Lage des Kalksteinbruchs. ©Gemeinfrei, openstreetmap.de

Seit 157 Jahren ist das Kalkwerk an der Bundesstraße 54 in Betrieb und wird in der 5. Generation familiengeführt. Im Bereich produzierendes Gewerbe ist Schaefer Kalk der größte Arbeitgeber in der Region. Etwa 750 Mitarbeiter arbeiten an 11 Standorten der Firma in Europa und Asien.

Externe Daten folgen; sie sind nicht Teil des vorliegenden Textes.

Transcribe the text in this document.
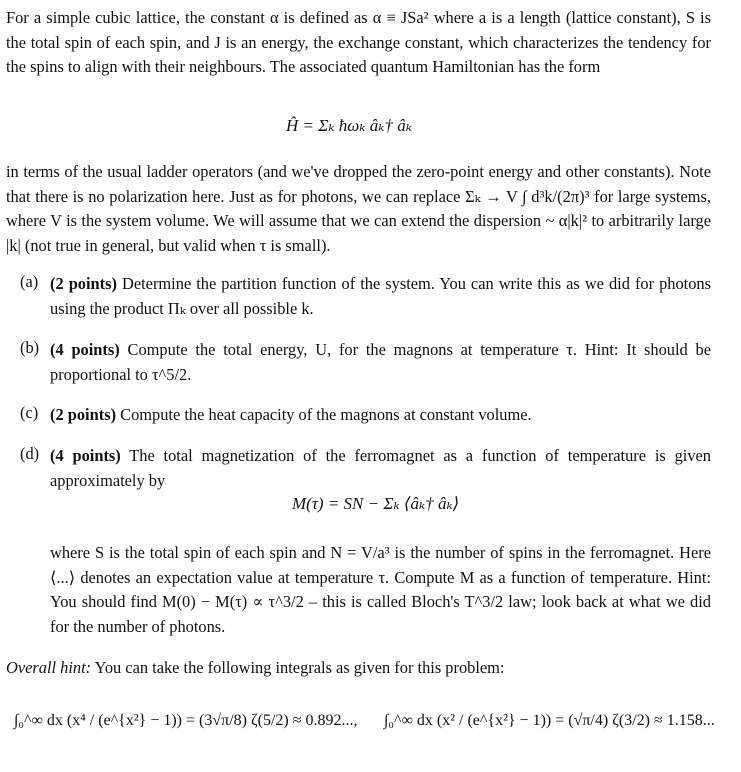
For a simple cubic lattice, the constant α is defined as α ≡ JSa² where a is a length (lattice constant), S is the total spin of each spin, and J is an energy, the exchange constant, which characterizes the tendency for the spins to align with their neighbours. The associated quantum Hamiltonian has the form
Ĥ = Σₖ ħωₖ âₖ† âₖ
in terms of the usual ladder operators (and we've dropped the zero-point energy and other constants). Note that there is no polarization here. Just as for photons, we can replace Σₖ → V ∫ d³k/(2π)³ for large systems, where V is the system volume. We will assume that we can extend the dispersion ~ α|k|² to arbitrarily large |k| (not true in general, but valid when τ is small).
(a) (2 points) Determine the partition function of the system. You can write this as we did for photons using the product Πₖ over all possible k.
(b) (4 points) Compute the total energy, U, for the magnons at temperature τ. Hint: It should be proportional to τ^5/2.
(c) (2 points) Compute the heat capacity of the magnons at constant volume.
(d) (4 points) The total magnetization of the ferromagnet as a function of temperature is given approximately by
M(τ) = SN − Σₖ ⟨âₖ† âₖ⟩
where S is the total spin of each spin and N = V/a³ is the number of spins in the ferromagnet. Here ⟨...⟩ denotes an expectation value at temperature τ. Compute M as a function of temperature. Hint: You should find M(0) − M(τ) ∝ τ^3/2 – this is called Bloch's T^3/2 law; look back at what we did for the number of photons.
Overall hint: You can take the following integrals as given for this problem:
∫₀^∞ dx (x⁴ / (e^{x²} − 1)) = (3√π/8) ζ(5/2) ≈ 0.892..., ∫₀^∞ dx (x² / (e^{x²} − 1)) = (√π/4) ζ(3/2) ≈ 1.158...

Die Massenkalke bei Hahnstätten zählen zu den reinsten Kalksteinvorkommen in Europa. Der Anteil an Calciumcarbonat (CaCO3) beträgt stellenweise bis zu 99 Prozent. Der Kalkstein wird gebrochen und in definierter Qualität und Körnung für die Weiterverarbeitung bereitgestellt. Im Kalkwerk Hahnstätten sind 14 Öfen in Betrieb, in denen jährlich eine Million Tonnen Brandkalk (Calciumoxid CaO) u. a. für die Bauindustrie hergestellt wird. Umgekehrt wird aus Brandkalk auch künstliches Calciumcarbonat hergestellt (precipitated calcium carbonate PCC). Zudem werden die Massenkalke zu Füllstoffen, Pigmenten, Werkmörtel und Kalkmilch verarbeitet.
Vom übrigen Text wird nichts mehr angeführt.